Three-dimensional (3D) mesostructures that can reversibly change their geometries and thereby their functionalities are promising for a wide range of applications. Despite intensive studies, the lack of fundamental understanding of the highly nonlinear multistable states existing in these structures has significantly hindered the development of reconfigurable systems that can realize rapid, well-controlled shape changes. Herein we exploit systematic energy landscape analysis of deformable 3D mesostructures to tailor their multistable states and least energy reconfiguration paths. We employ a discrete shell model and minimum energy pathway methods to establish design phase diagrams for a controlled number of stable states and their energy-efficient reconfiguration paths by varying essential geometry and material parameters. Concurrently, our experiments show that 3D mesostructures assembled from ferromagnetic composite thin films of diverse geometries can be rapidly reconfigured among their multistable states in a remote, on-demand fashion by using a portable magnet, with the configuration of each stable state well maintained after the removal of the external magnetic field.
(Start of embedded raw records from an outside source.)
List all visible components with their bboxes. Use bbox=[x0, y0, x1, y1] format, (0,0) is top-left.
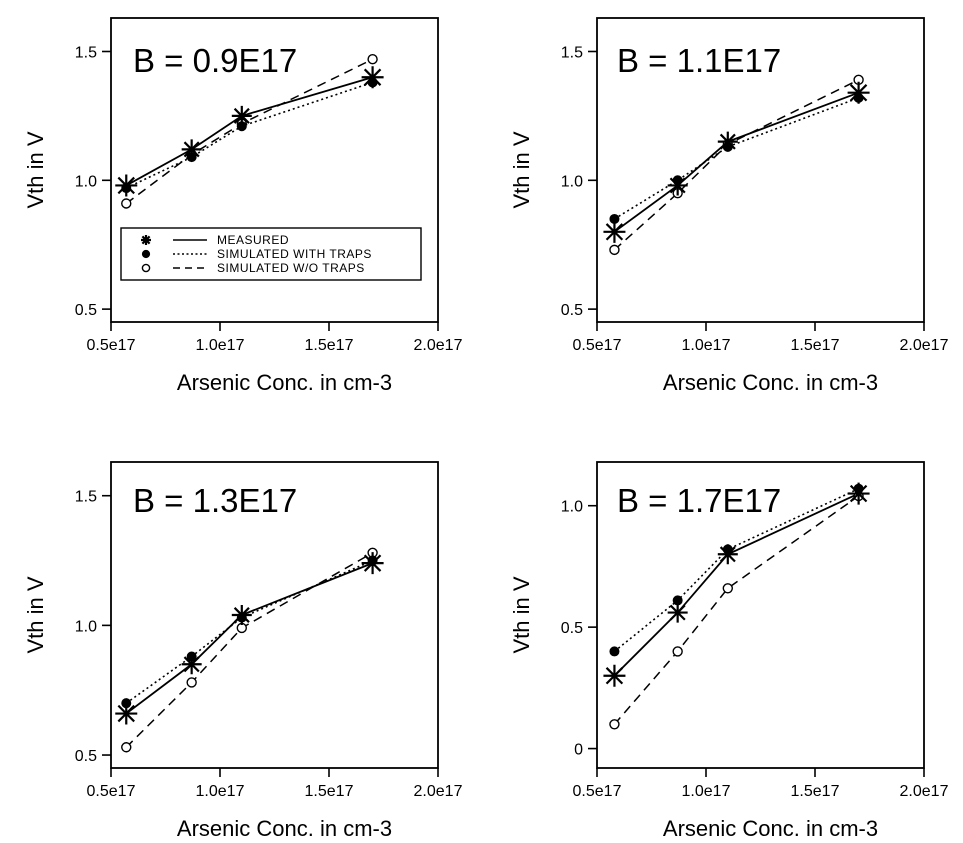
legend-entry: SIMULATED WITH TRAPS bbox=[217, 247, 372, 261]
x-axis-label: Arsenic Conc. in cm-3 bbox=[663, 370, 878, 395]
y-axis-label: Vth in V bbox=[23, 131, 48, 208]
chart-title: B = 1.3E17 bbox=[133, 482, 297, 519]
y-tick-label: 0 bbox=[574, 742, 583, 759]
chart-panel-4: 0.5e17 1.0e17 1.5e17 2.0e17 0 0.5 1.0 Arsenic C… bbox=[509, 461, 949, 841]
chart-title: B = 1.7E17 bbox=[617, 482, 781, 519]
data-point-measured bbox=[231, 105, 252, 126]
y-axis-label: Vth in V bbox=[509, 576, 534, 653]
x-axis-label: Arsenic Conc. in cm-3 bbox=[177, 816, 392, 841]
y-tick-label: 1.5 bbox=[75, 44, 97, 61]
chart-panel-2: 0.5e17 1.0e17 1.5e17 2.0e17 0.5 1.0 1.5 Arsenic… bbox=[509, 17, 949, 395]
without-traps-line bbox=[613, 79, 859, 251]
with-traps-line bbox=[614, 97, 859, 220]
legend-with-traps-marker bbox=[141, 249, 151, 259]
with-traps-line bbox=[613, 487, 859, 653]
x-tick-label: 2.0e17 bbox=[900, 337, 949, 354]
x-tick-label: 1.5e17 bbox=[305, 337, 354, 354]
x-tick-label: 2.0e17 bbox=[414, 783, 463, 800]
x-axis-label: Arsenic Conc. in cm-3 bbox=[177, 370, 392, 395]
data-point-without-traps bbox=[367, 54, 378, 65]
with-traps-line bbox=[125, 81, 373, 189]
data-point-without-traps bbox=[609, 719, 620, 730]
x-tick-label: 0.5e17 bbox=[87, 783, 136, 800]
x-tick-label: 1.0e17 bbox=[682, 337, 731, 354]
data-point-with-traps bbox=[609, 646, 620, 657]
data-point-measured bbox=[231, 605, 252, 625]
without-traps-line bbox=[125, 58, 373, 205]
chart-title: B = 0.9E17 bbox=[133, 42, 297, 79]
chart-panel-1: 0.5e17 1.0e17 1.5e17 2.0e17 0.5 1.0 1.5 Arsenic… bbox=[23, 17, 463, 395]
y-tick-label: 0.5 bbox=[561, 620, 583, 637]
y-axis-label: Vth in V bbox=[509, 131, 534, 208]
x-axis-label: Arsenic Conc. in cm-3 bbox=[663, 816, 878, 841]
data-point-without-traps bbox=[121, 742, 132, 753]
data-point-measured bbox=[181, 139, 202, 160]
measured-line bbox=[613, 492, 859, 677]
data-point-without-traps bbox=[672, 646, 683, 657]
legend-measured-marker bbox=[141, 235, 151, 245]
y-tick-label: 1.0 bbox=[561, 173, 583, 190]
x-tick-label: 1.5e17 bbox=[791, 337, 840, 354]
y-axis-label: Vth in V bbox=[23, 576, 48, 653]
data-point-measured bbox=[847, 81, 870, 104]
data-point-measured bbox=[115, 702, 138, 725]
data-point-without-traps bbox=[722, 583, 733, 594]
x-tick-label: 2.0e17 bbox=[414, 337, 463, 354]
y-tick-label: 1.5 bbox=[75, 489, 97, 506]
legend-entry: SIMULATED W/O TRAPS bbox=[217, 261, 365, 275]
plot-frame bbox=[110, 461, 439, 769]
x-tick-label: 0.5e17 bbox=[573, 783, 622, 800]
legend-without-traps-marker bbox=[141, 263, 151, 273]
measured-line bbox=[613, 91, 859, 233]
data-point-without-traps bbox=[609, 244, 620, 256]
y-tick-label: 1.0 bbox=[561, 499, 583, 516]
y-tick-label: 0.5 bbox=[75, 302, 97, 319]
x-tick-label: 1.5e17 bbox=[305, 783, 354, 800]
data-point-measured bbox=[361, 552, 384, 575]
data-point-measured bbox=[115, 174, 138, 197]
with-traps-line bbox=[125, 559, 373, 704]
data-point-measured bbox=[667, 602, 688, 623]
data-point-measured bbox=[181, 654, 202, 675]
plot-frame bbox=[110, 17, 439, 323]
measured-line bbox=[125, 562, 373, 715]
data-point-measured bbox=[603, 220, 626, 243]
chart-panel-3: 0.5e17 1.0e17 1.5e17 2.0e17 0.5 1.0 1.5 Arsenic… bbox=[23, 461, 463, 841]
y-tick-label: 1.5 bbox=[561, 44, 583, 61]
data-point-measured bbox=[847, 482, 870, 505]
data-point-measured bbox=[361, 66, 384, 89]
y-tick-label: 1.0 bbox=[75, 173, 97, 190]
x-tick-label: 1.0e17 bbox=[682, 783, 731, 800]
measured-line bbox=[125, 76, 373, 187]
chart-title: B = 1.1E17 bbox=[617, 42, 781, 79]
data-point-measured bbox=[717, 544, 738, 565]
without-traps-line bbox=[613, 495, 860, 725]
data-point-measured bbox=[717, 131, 738, 152]
data-point-measured bbox=[667, 175, 688, 196]
x-tick-label: 1.0e17 bbox=[196, 783, 245, 800]
x-tick-label: 1.5e17 bbox=[791, 783, 840, 800]
y-tick-label: 0.5 bbox=[561, 302, 583, 319]
y-tick-label: 1.0 bbox=[75, 618, 97, 635]
legend-box bbox=[120, 227, 422, 281]
x-tick-label: 0.5e17 bbox=[573, 337, 622, 354]
plot-frame bbox=[596, 461, 925, 769]
x-tick-label: 1.0e17 bbox=[196, 337, 245, 354]
data-point-without-traps bbox=[186, 677, 197, 688]
data-point-measured bbox=[603, 664, 626, 687]
x-tick-label: 0.5e17 bbox=[87, 337, 136, 354]
y-tick-label: 0.5 bbox=[75, 748, 97, 765]
x-tick-label: 2.0e17 bbox=[900, 783, 949, 800]
data-point-without-traps bbox=[121, 198, 132, 209]
plot-frame bbox=[596, 17, 925, 323]
legend-entry: MEASURED bbox=[217, 233, 289, 247]
without-traps-line bbox=[125, 552, 373, 748]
The number of stable states and reconfigurable paths observed in experiments are in excellent agreement with computational predictions. In addition, we demonstrate a wide breadth of applications including reconfigurable 3D light emitting systems, remotely-controlled release of particles from a multistable structure, and 3D structure arrays that can form desired patterns following the written path of a magnetic “pen”. Our results represent a critical step towards the rational design and development of reconfigurable structures for applications including soft robotics, multifunctional deployable devices, and many others.
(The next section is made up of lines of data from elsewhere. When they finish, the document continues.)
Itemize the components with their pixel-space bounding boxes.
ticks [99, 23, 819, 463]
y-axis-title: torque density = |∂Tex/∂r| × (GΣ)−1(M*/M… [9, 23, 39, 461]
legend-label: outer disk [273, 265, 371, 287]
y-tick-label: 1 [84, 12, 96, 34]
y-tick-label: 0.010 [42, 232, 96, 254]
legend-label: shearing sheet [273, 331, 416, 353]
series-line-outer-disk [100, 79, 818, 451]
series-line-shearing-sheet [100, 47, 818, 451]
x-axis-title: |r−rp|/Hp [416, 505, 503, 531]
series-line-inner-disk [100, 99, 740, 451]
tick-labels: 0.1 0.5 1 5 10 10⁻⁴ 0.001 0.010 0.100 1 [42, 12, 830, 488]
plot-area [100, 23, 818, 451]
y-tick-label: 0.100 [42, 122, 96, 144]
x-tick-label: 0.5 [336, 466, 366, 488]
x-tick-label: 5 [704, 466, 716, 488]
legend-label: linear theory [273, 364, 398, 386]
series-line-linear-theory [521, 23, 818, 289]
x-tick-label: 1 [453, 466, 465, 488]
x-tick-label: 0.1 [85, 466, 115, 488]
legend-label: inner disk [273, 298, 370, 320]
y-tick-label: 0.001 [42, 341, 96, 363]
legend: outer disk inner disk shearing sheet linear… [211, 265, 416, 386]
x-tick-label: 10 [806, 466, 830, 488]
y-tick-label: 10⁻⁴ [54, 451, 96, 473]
三维 (3D) 细观结构可以可逆地改变其几何形状，从而使其功能具有广泛的应用前景。尽管进行了深入研究，但对这些结构中存在的高度非线性多稳态缺乏基本了解，这严重阻碍了可实现快速、可控形状变化的可重构系统的发展。在这里，我们利用可变形 3D 细观结构的系统能量景观分析来定制它们的多稳态和最小能量重构路径。我们采用离散壳模型和最小能量路径方法，通过改变基本几何形状和材料参数，为受控数量的稳定状态及其节能重构路径建立设计相图。同时，我们的实验表明，由不同几何形状的铁磁复合薄膜组装而成的 3D 细观结构可以通过使用便携式磁体以远程、按需的方式在其多稳态之间快速重新配置，并且每个稳定状态的配置在去除后都能很好地保持外磁场。在实验中观察到的稳定状态和可重构路径的数量与计算预测非常一致。此外，我们展示了广泛的应用，包括可重新配置的 3D 发光系统、从多稳态结构中远程控制粒子释放，以及可以按照磁性“笔”的书写路径形成所需图案的 3D 结构阵列。